Malgré les difficultés à entrer dans le pays, la photographe Ayla Hibri a eu l’opportunité de passer quelque temps à Sanaa, grâce à une combinaison de “chance et de curiosité naïve” nous raconte-t-elle, et alors que la période était “relativement calme”. Pendant deux semaines, l’artiste a photographié autant qu’elle l’a pu les rues de la capitale et ses habitants, sachant qu’il ne lui serait sans doute pas si facile d’y retourner de sitôt.

Les images d’Ayla Hibri sont empreintes de l’émotion qu’elle a ressentie en découvrant l’architecture à couper le souffle de la vieille ville (inscrite au patrimoine mondial de l’Unesco), en particulier sa centaine de mosquées, ses maisons datant d’avant le XIe siècle et ses milliers de “maisons-tours”, considérées comme les premiers gratte-ciel du monde, hautes de six à huit étages et destinées à rapprocher le plus possible les résidents du Ciel.

Malgré la violence qui peut animer ses villes et villages, le Yémen reste attaché à ses traditions et à ce qui a constitué son aura par le passé :

“Le Yémen diffère de nombreux autres pays arabes que j’ai visités. De bien des façons, la manière de vivre et l’esthétique yéménites n’essaient pas de copier l’Europe.

Cela dit, je n’idéalise pas leur mode de vie. La culture du khat [arbuste consommé par les habitants de la région, qui le mâchent pour ses propriétés euphorisantes, ndlr] a grandement fragilisé l’agriculture et les ressources d’eau du pays, et j’ai vu beaucoup de gens armés mais les traditions et l’architecture yéménites sont des joyaux qui ont résisté au passage du temps”, nous confie la photographe.

Le monde extérieur rendu envoûtant

Les scènes quotidiennes des rues sont magnifiées à travers la série Arabia Felix, qui parvient à capter des regards, des attitudes et des compositions fascinantes. Soit une transformation de l’ordinaire en extraordinaire par l’artiste. Armée de son 35 mm, la photographe est partie dans une quête de la beauté, en marchant et posant son œil avisé sur tout ce qui l’entourait : “Cette beauté peut être subtile, elle peut être grandiose, voire laide, mais elle fait partie d’un réseau plus important qui vise à englober l’essence et la psycho-géographie d’un lieu et d’un endroit”.
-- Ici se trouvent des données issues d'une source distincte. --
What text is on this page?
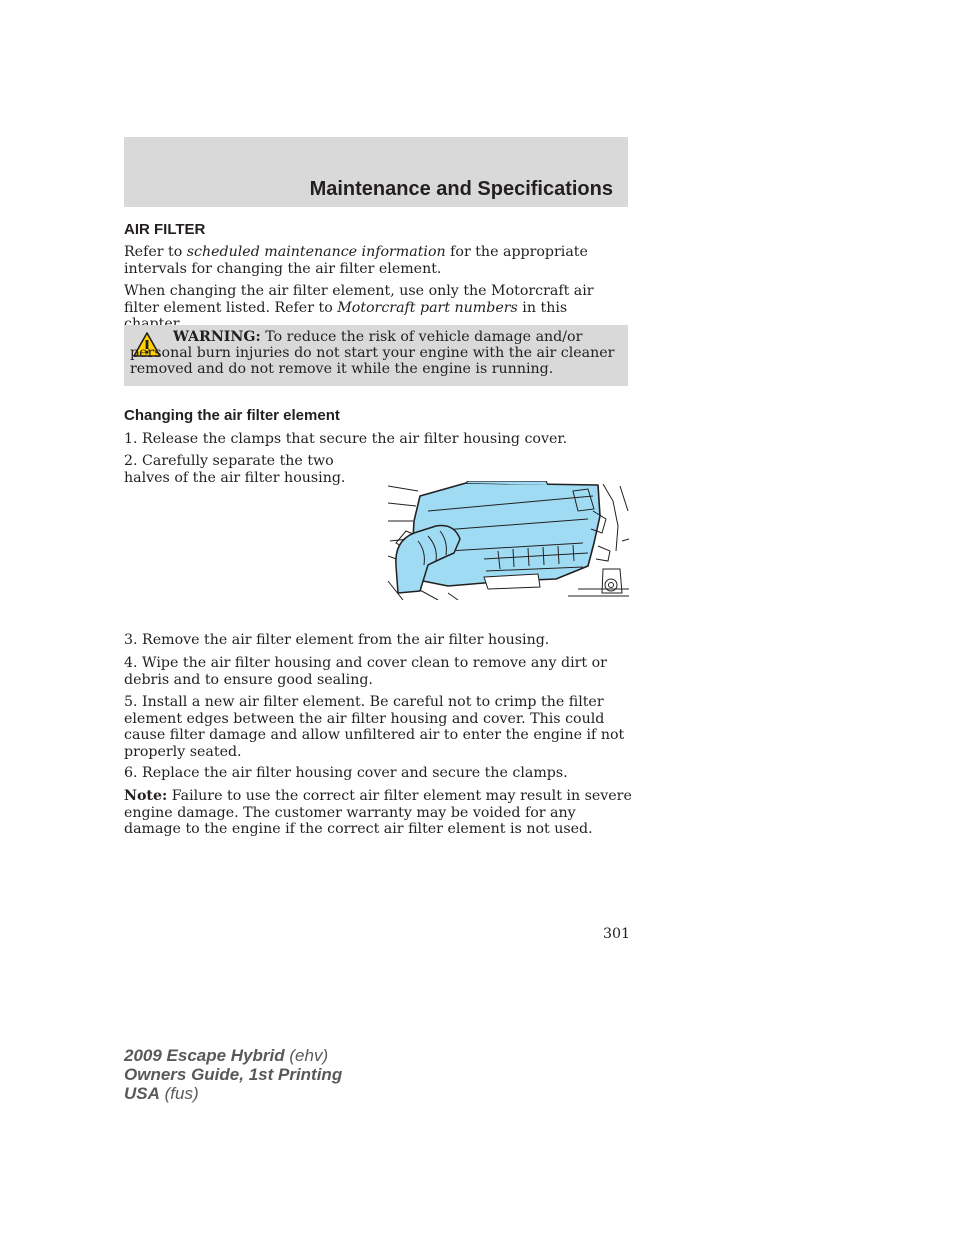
Maintenance and Specifications
AIR FILTER

Refer to scheduled maintenance information for the appropriate intervals for changing the air filter element.

When changing the air filter element, use only the Motorcraft air filter element listed. Refer to Motorcraft part numbers in this

WARNING: To reduce the risk of vehicle damage and/or personal burn injuries do not start your engine with the air cleaner removed and do not remove it while the engine is running.

Changing the air filter element

1. Release the clamps that secure the air filter housing cover.

2. Carefully separate the two halves of the air filter housing.

3. Remove the air filter element from the air filter housing.

4. Wipe the air filter housing and cover clean to remove any dirt or debris and to ensure good sealing.

5. Install a new air filter element. Be careful not to crimp the filter element edges between the air filter housing and cover. This could cause filter damage and allow unfiltered air to enter the engine if not properly seated.

6. Replace the air filter housing cover and secure the clamps.

Note: Failure to use the correct air filter element may result in severe engine damage. The customer warranty may be voided for any damage to the engine if the correct air filter element is not used.

301
2009 Escape Hybrid (ehv)
Owners Guide, 1st Printing
USA (fus)
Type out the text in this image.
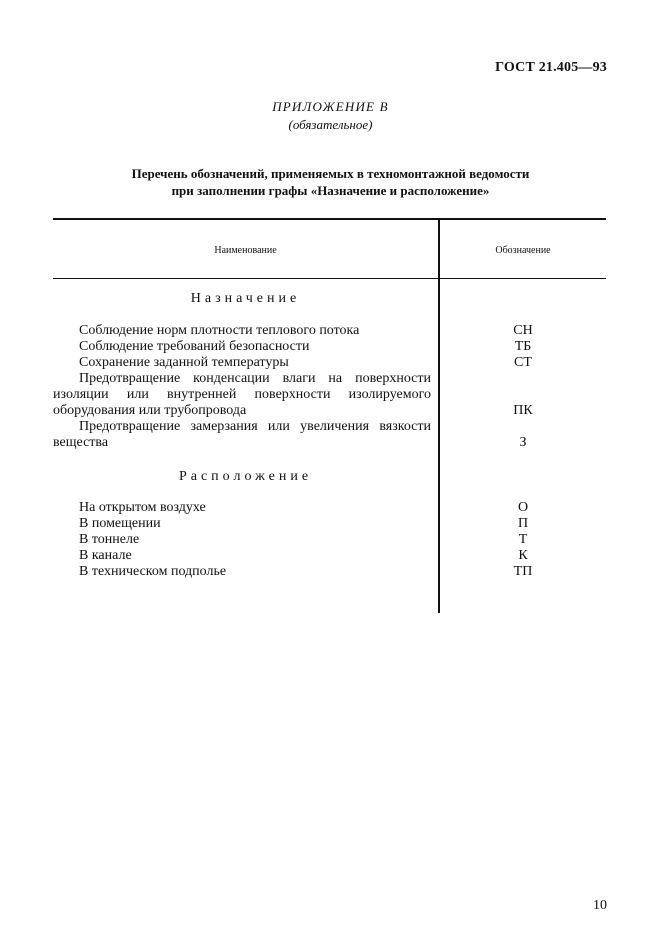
ГОСТ 21.405—93
ПРИЛОЖЕНИЕ В
(обязательное)
Перечень обозначений, применяемых в техномонтажной ведомости
при заполнении графы «Назначение и расположение»
Наименование	Обозначение
Назначение
Соблюдение норм плотности теплового потока	СН
Соблюдение требований безопасности	ТБ
Сохранение заданной температуры	СТ
Предотвращение конденсации влаги на поверхности
изоляции или внутренней поверхности изолируемого
оборудования или трубопровода	ПК
Предотвращение замерзания или увеличения вязкости
вещества	З
Расположение
На открытом воздухе	О
В помещении	П
В тоннеле	Т
В канале	К
В техническом подполье	ТП
10
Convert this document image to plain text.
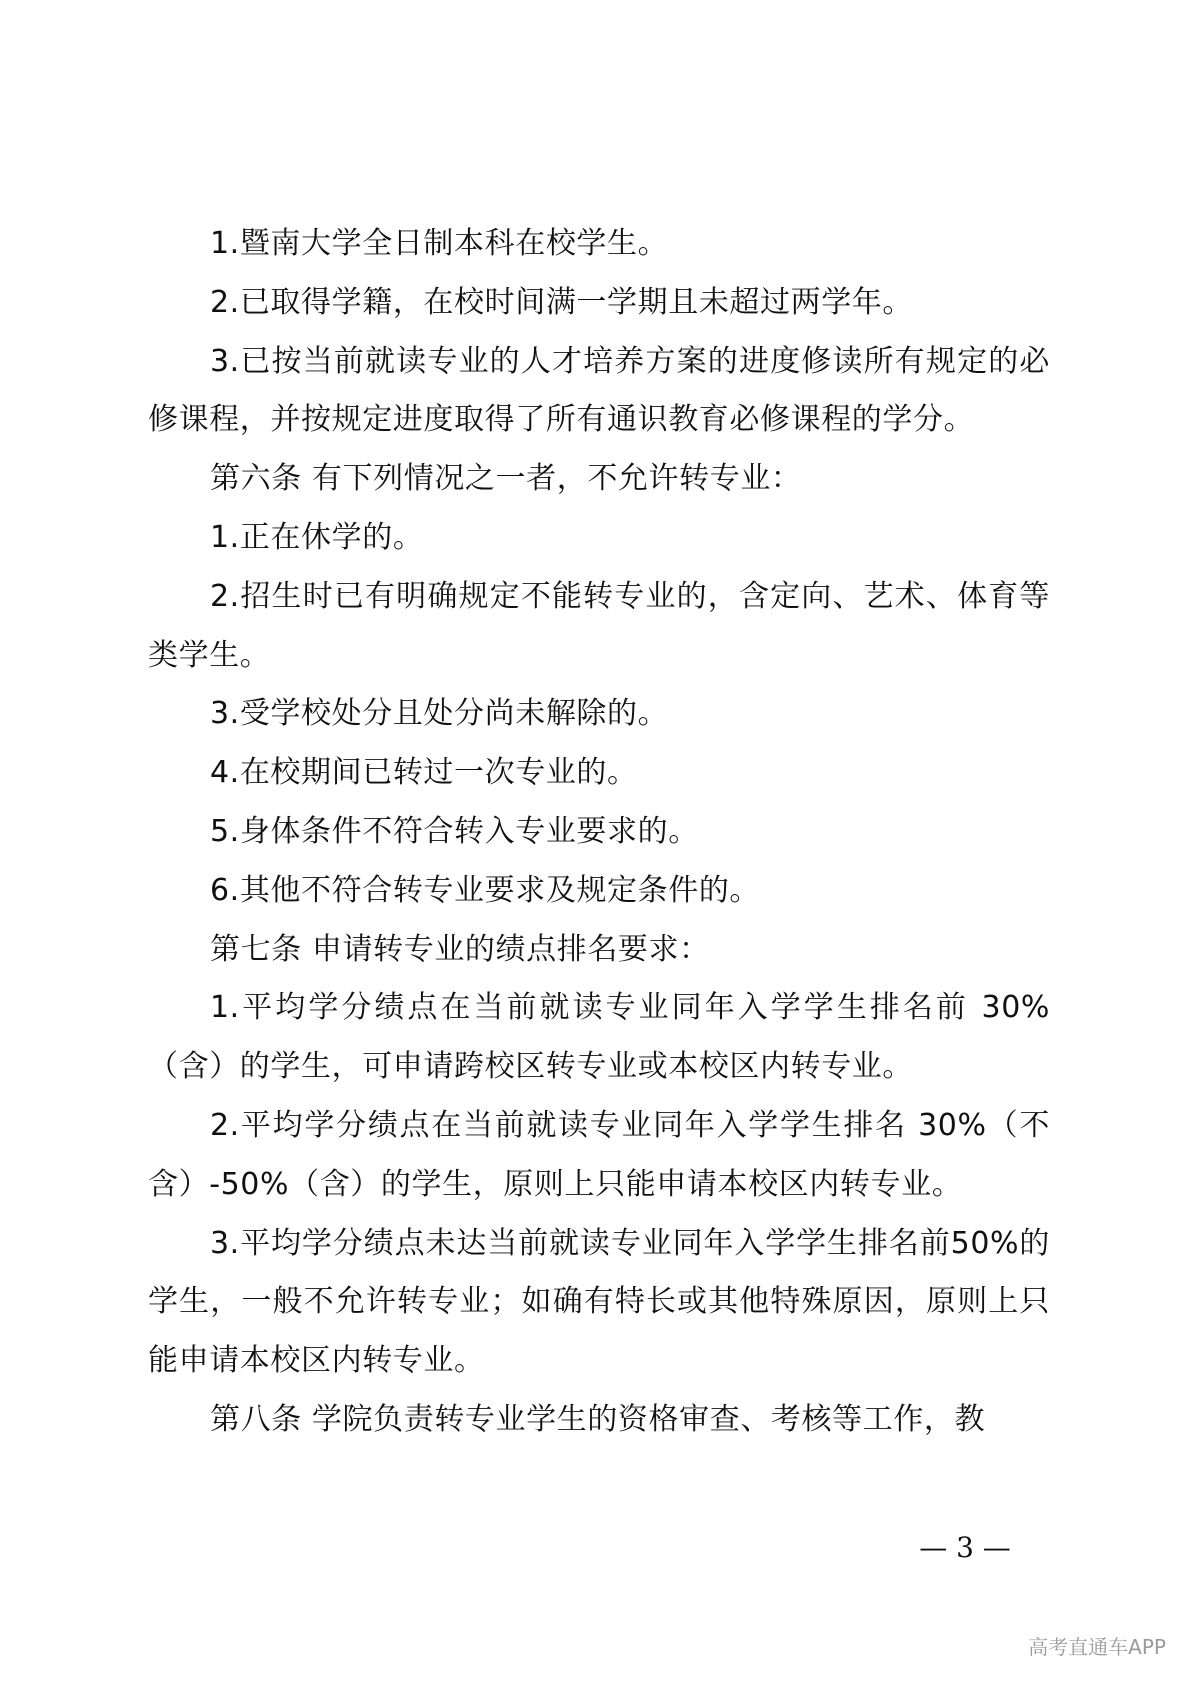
1.暨南大学全日制本科在校学生。

2.已取得学籍，在校时间满一学期且未超过两学年。

3.已按当前就读专业的人才培养方案的进度修读所有规定的必修课程，并按规定进度取得了所有通识教育必修课程的学分。

第六条 有下列情况之一者，不允许转专业：

1.正在休学的。

2.招生时已有明确规定不能转专业的，含定向、艺术、体育等类学生。

3.受学校处分且处分尚未解除的。

4.在校期间已转过一次专业的。

5.身体条件不符合转入专业要求的。

6.其他不符合转专业要求及规定条件的。

第七条 申请转专业的绩点排名要求：

1.平均学分绩点在当前就读专业同年入学学生排名前 30%（含）的学生，可申请跨校区转专业或本校区内转专业。

2.平均学分绩点在当前就读专业同年入学学生排名 30%（不含）-50%（含）的学生，原则上只能申请本校区内转专业。

3.平均学分绩点未达当前就读专业同年入学学生排名前50%的学生，一般不允许转专业；如确有特长或其他特殊原因，原则上只能申请本校区内转专业。

第八条 学院负责转专业学生的资格审查、考核等工作，教

— 3 —
高考直通车APP
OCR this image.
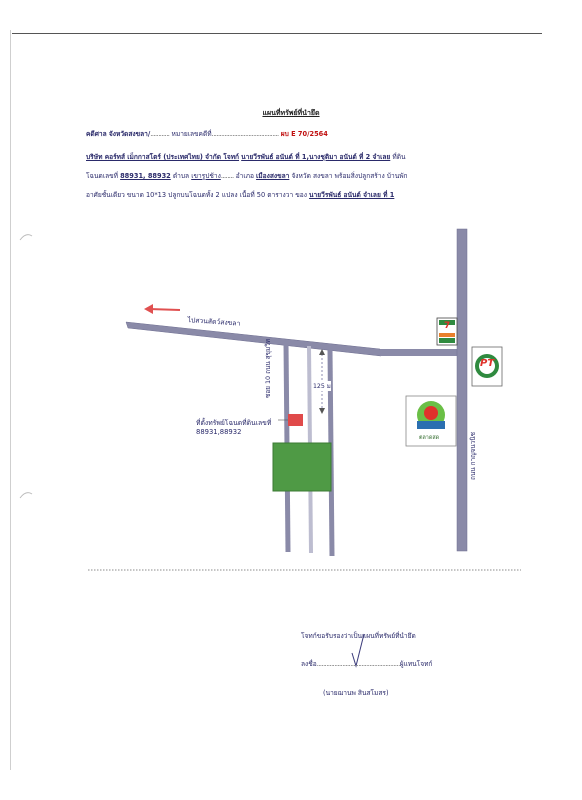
แผนที่ทรัพย์ที่นำยึด
คดีศาล จังหวัดสงขลา/............ หมายเลขคดีที่.......................................... ผบ E 70/2564
บริษัท คอร์ทส์ เม็กกาสโตร์ (ประเทศไทย) จำกัด โจทก์ นายวีรพันธ์ อนันต์ ที่ 1,นางชุติมา อนันต์ ที่ 2 จำเลย ที่ดิน
โฉนดเลขที่ 88931, 88932 ตำบล เขารูปช้าง........ อำเภอ เมืองสงขลา จังหวัด สงขลา พร้อมสิ่งปลูกสร้าง บ้านพัก
อาศัยชั้นเดียว ขนาด 10*13 ปลูกบนโฉนดทั้ง 2 แปลง เนื้อที่ 50 ตารางวา ของ นายวีรพันธ์ อนันต์ จำเลย ที่ 1
ไปสวนสัตว์สงขลา
ซอย 10 ถนน สุขุมวิท	125 ม
ที่ตั้งทรัพย์โฉนดที่ดินเลขที่
88931,88932
7
PT
ตลาดสด	ถนน กาญจนวนิช
โจทก์ขอรับรองว่าเป็นแผนที่ทรัพย์ที่นำยึด
ลงชื่อ....................................................ผู้แทนโจทก์
(นายฌานพ สินสโมสร)
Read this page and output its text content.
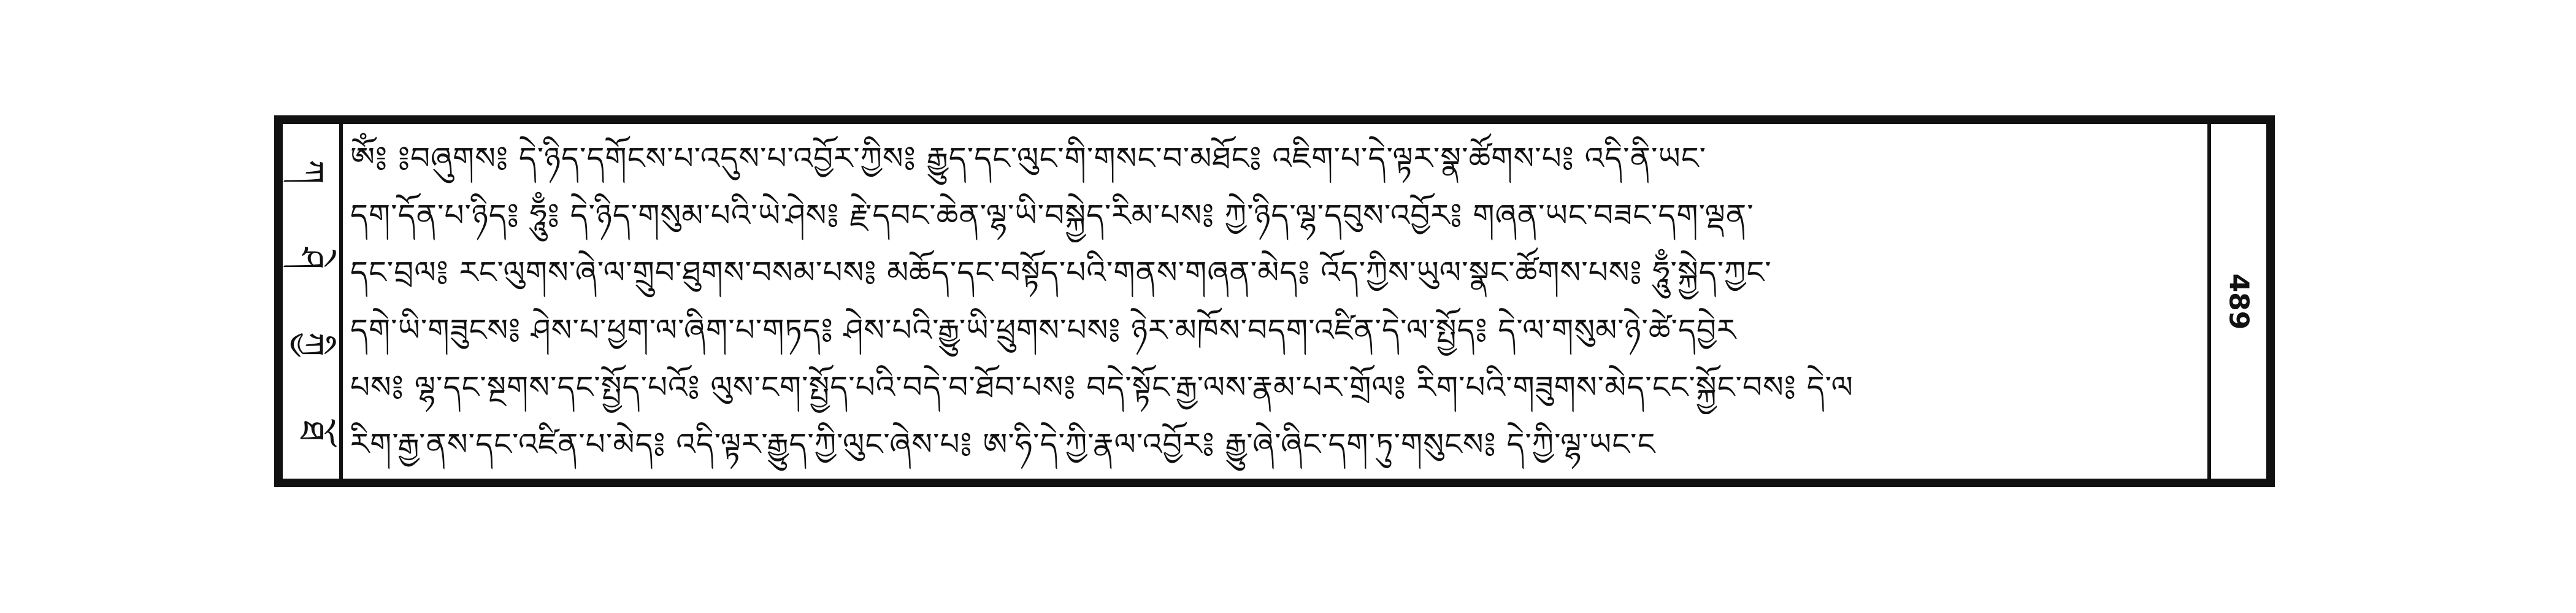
ཀ
ཤེ
ཀྱི
ཐོ
ༀ༔ ༔བཞུགས༔ དེ་ཉིད་དགོངས་པ་འདུས་པ་འབྱོར་ཀྱིས༔ རྒྱུད་དང་ལུང་གི་གསང་བ་མཐོང༔ འཇིག་པ་དེ་ལྟར་སྣ་ཚོགས་པ༔ འདི་ནི་ཡང་
དག་དོན་པ་ཉིད༔ ཧཱུྃ༔ དེ་ཉིད་གསུམ་པའི་ཡེ་ཤེས༔ རྗེ་དབང་ཆེན་ལྷ་ཡི་བསྐྱེད་རིམ་པས༔ ཀྱེ་ཉིད་ལྷ་དབུས་འབྱོར༔ གཞན་ཡང་བཟང་དག་ལྡན་
དང་བྲལ༔ རང་ལུགས་ཞེ་ལ་གྲུབ་ཐུགས་བསམ་པས༔ མཆོད་དང་བསྟོད་པའི་གནས་གཞན་མེད༔ འོད་ཀྱིས་ཡུལ་སྣང་ཚོགས་པས༔ ཧཱུྃ་སྐྱེད་ཀྱང་
དགེ་ཡི་གཟུངས༔ ཤེས་པ་ཕྱག་ལ་ཞིག་པ་གཏད༔ ཤེས་པའི་རྒྱུ་ཡི་ཕྲུགས་པས༔ ཉེར་མཁོས་བདག་འཛིན་དེ་ལ་སྤྱོད༔ དེ་ལ་གསུམ་ཉེ་ཚེ་དབྱེར
པས༔ ལྷ་དང་སྔགས་དང་སྤྱོད་པའོ༔ ལུས་ངག་སྤྱོད་པའི་བདེ་བ་ཐོབ་པས༔ བདེ་སྟོང་རྒྱ་ལས་རྣམ་པར་གྲོལ༔ རིག་པའི་གཟུགས་མེད་ངང་སྐྱོང་བས༔ དེ་ལ
རིག་རྒྱ་ནས་དང་འཛིན་པ་མེད༔ འདི་ལྟར་རྒྱུད་ཀྱི་ལུང་ཞེས་པ༔ ཨ་ཧི་དེ་ཀྱི་རྣལ་འབྱོར༔ རྒྱུ་ཞེ་ཞིང་དག་ཏུ་གསུངས༔ དེ་ཀྱི་ལྷ་ཡང་ང
489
Au milieu de l’agitation, visuelle et sensorielle, des photographies, un ou plusieurs personnages instillent souvent un sentiment de calme presque déstabilisant à l’image, par leur regard dirigé droit vers l’appareil. Ces regards sont parfois si puissants que le spectateur ressent d’autant plus la présence invisible du photographe, récepteur de ces émotions contenues.

Ayla Hibri qualifie d’ailleurs ces rencontres photographiques de “jeu de séduction, d’échange d’énergies”. Elles sont rendues plus faciles par sa connaissance de la langue arabe et le fait que ses sujets étaient aussi curieux d’elle qu’elle l’était d’eux :

“Parfois, je vole un moment comme un brigand, mélangeant des sentiments de culpabilité et d’excitation. D’autres fois, je demande la permission, bravant ma peur et espérant une réaction amicale.

J’ai eu de la chance parce que les habitants sont chaleureux et accueillants. Ils étaient fiers et beaucoup d’entre eux désiraient être photographiés.”

Les visages, majoritairement masculins, et l’architecture d’exception qui les entourent sont d’autant plus sublimés par le grain particulier et les caractéristiques intemporelles instiguées par l’argentique. En plus de la qualité esthétique des photographies, celles-ci nous rappellent le devoir que nous avons de protéger “un endroit tellement magique”.